CHAPTER III.

SÖUL FROM THE CITY WALL.

Seen from the wall (a most wonderful wall which describes a circuit of 9975 paces), Söul looks like a bed of thriving mushrooms, mushrooms planted between the surrounding high hills, but grown in many places up on to those hills. Yes; they look very much like mushrooms, those low, one-storied houses, with their sloping, Chinese-like roofs, some tiled, some turfed, and all neutral tinted. The houses of Söul are as alike as mushrooms are, and as thickly planted.

The wall defines the city with a strange outline. Now it dips into the tiny valley, now it pulls itself up on to the top of some high hill.

Korea is a most distressingly hilly country. If you elect to go for a decent stroll, it is a matter of climbing a hill, and when you reach the summit of the hill it is a matter of tumbling down the other side, to scramble up another hill, and your path will be just such a succession of ups and downs, even though you go north until you reach the “Ever White Mountain,” and, in reaching it, reach the “River of the Duck’s Green,” which, flowing towards the south, divides Korea from China; reach the Tu Man Kang which, flowing towards the north-east, divides Korea from the territory of the Tsar. Up and down it will be, even though you push east until you reach the purple “Sea of Japan.” Still up and down you will find it, although you go as far south, or as far west, as Korea goes, and find yourself on the shores of China’s “Yellow Sea.” Korea looks like a stage storm-at-sea. Its hills are so many that they lose their grandeur, as individuality is lost in multitude.

But we must get back on to the wall, the wall of Söul.
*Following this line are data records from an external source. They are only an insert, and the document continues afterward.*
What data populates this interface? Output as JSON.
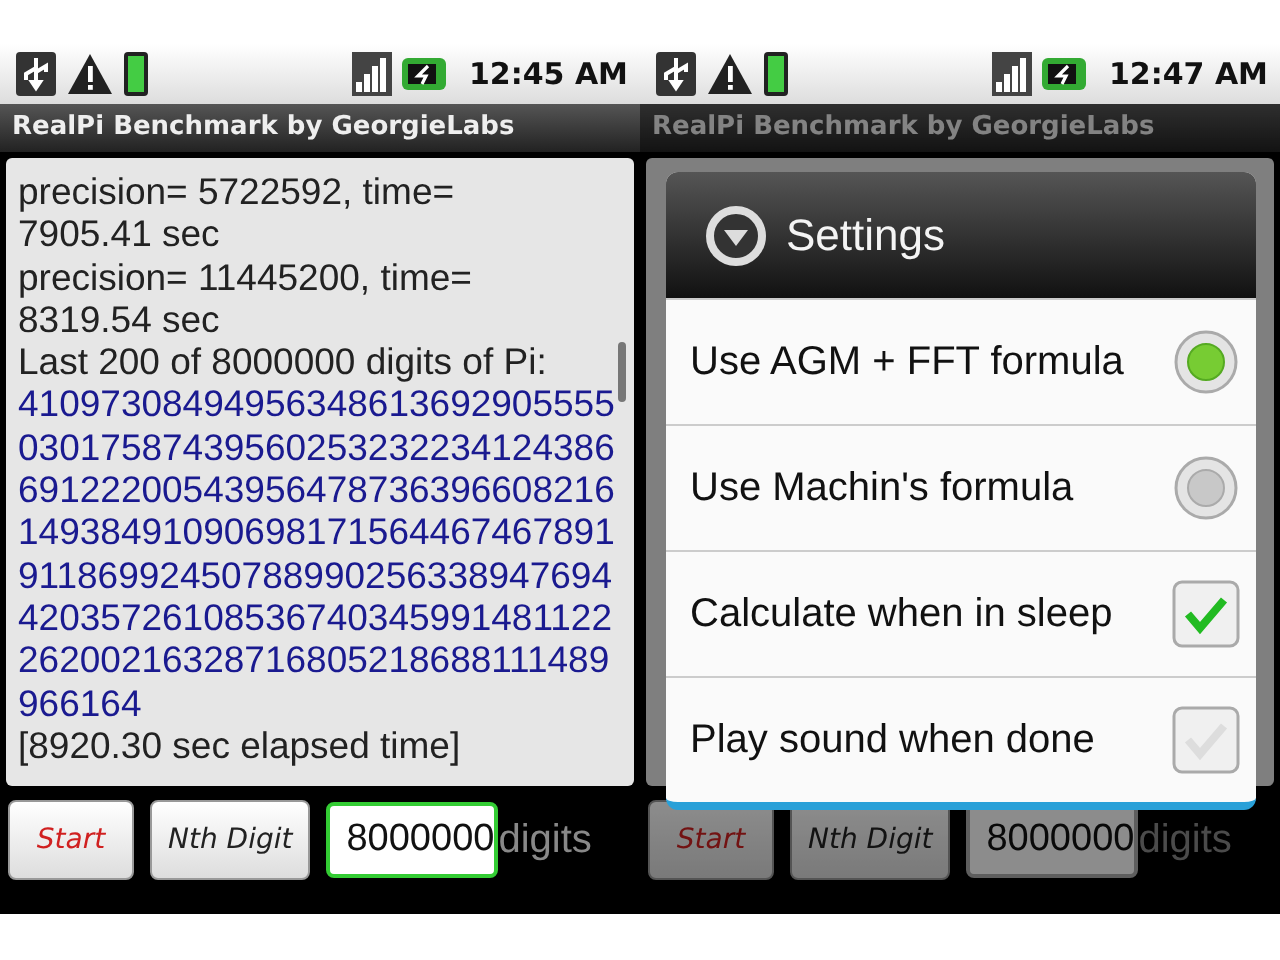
{
  "screens": [
    {
      "status_bar": {
        "time": "12:45 AM"
      },
      "title": "RealPi Benchmark by GeorgieLabs",
      "dimmed": false,
      "log": [
        {
          "kind": "text",
          "text": "precision= 5722592, time="
        },
        {
          "kind": "text",
          "text": "7905.41 sec"
        },
        {
          "kind": "text",
          "text": "precision= 11445200, time="
        },
        {
          "kind": "text",
          "text": "8319.54 sec"
        },
        {
          "kind": "text",
          "text": "Last 200 of 8000000 digits of Pi:"
        },
        {
          "kind": "digits",
          "text": "41097308494956348613692905555"
        },
        {
          "kind": "digits",
          "text": "03017587439560253232234124386"
        },
        {
          "kind": "digits",
          "text": "69122200543956478736396608216"
        },
        {
          "kind": "digits",
          "text": "14938491090698171564467467891"
        },
        {
          "kind": "digits",
          "text": "91186992450788990256338947694"
        },
        {
          "kind": "digits",
          "text": "42035726108536740345991481122"
        },
        {
          "kind": "digits",
          "text": "26200216328716805218688111489"
        },
        {
          "kind": "digits",
          "text": "966164"
        },
        {
          "kind": "text",
          "text": "[8920.30 sec elapsed time]"
        }
      ],
      "buttons": [
        {
          "label": "Start",
          "kind": "start"
        },
        {
          "label": "Nth Digit",
          "kind": "plain"
        }
      ],
      "digits_field": {
        "value": "8000000",
        "focused": true
      },
      "digits_label": "digits"
    },
    {
      "status_bar": {
        "time": "12:47 AM"
      },
      "title": "RealPi Benchmark by GeorgieLabs",
      "dimmed": true,
      "buttons": [
        {
          "label": "Start",
          "kind": "start"
        },
        {
          "label": "Nth Digit",
          "kind": "plain"
        }
      ],
      "digits_field": {
        "value": "8000000",
        "focused": false
      },
      "digits_label": "digits",
      "dialog": {
        "title": "Settings",
        "options": [
          {
            "kind": "radio",
            "label": "Use AGM + FFT formula",
            "selected": true
          },
          {
            "kind": "radio",
            "label": "Use Machin's formula",
            "selected": false
          },
          {
            "kind": "checkbox",
            "label": "Calculate when in sleep",
            "checked": true
          },
          {
            "kind": "checkbox",
            "label": "Play sound when done",
            "checked": false
          }
        ]
      }
    }
  ]
}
The wall, which is purely Chinese in character, is punctuated by eight gates. All of them have significant names. Several of them are strictly reserved for very special purposes. The south gate is called “The Gate of Everlasting Ceremony.” The west gate is “The Gate of Amiability.” The east gate is “The Gate of Elevated Humanity.” The south-west gate is “The Gate of the Criminals.” The majority of Korean criminals, who are condemned to death, are beheaded. But this may not be within the city walls. The procession of the man about to die passes through the “Criminals’ Gate.” And that gate is never opened save on the occasions of such gruesome functions. The south-east gate is “The Gate of the Dead.” No corpse is interred within the city walls. And no corpse, save only the corpse of a king, may pass through any other gate than the “Gate of the Dead.” Any corpse (but the monarch’s) would defile the gates through which Söul’s humanity is wont to ebb and flow. The “Gate of the Dead” has another name. It is often called “The Gate of Drainage,” for by its side the River Hanyang flows out to the Yellow Sea. The northern gate stands high upon the summit of a peculiarly shaped hill, which the French missionaries aptly named “Cock’s Comb.” This gate is never opened save to facilitate the flight of a Korean king.

The gates differ greatly in size, which adds to the unusual picturesqueness of the wall.

The Cock’s Comb, up to whose highest ridge the wall of Söul runs, is at once the most distinct and the most interesting bit of Söul’s background. It is, among the mountains of the world, so uniquely shaped that no one who has ever seen it can ever forget it. And it is the altar of the most sacred of Korea’s national ceremonies.

Although a large portion of this hill is enclosed within Söul’s wall, Söul itself, climbing city though it is, has not climbed far up the hill. The summit of the Cock’s Comb is an uninhabited, high suburb of Söul.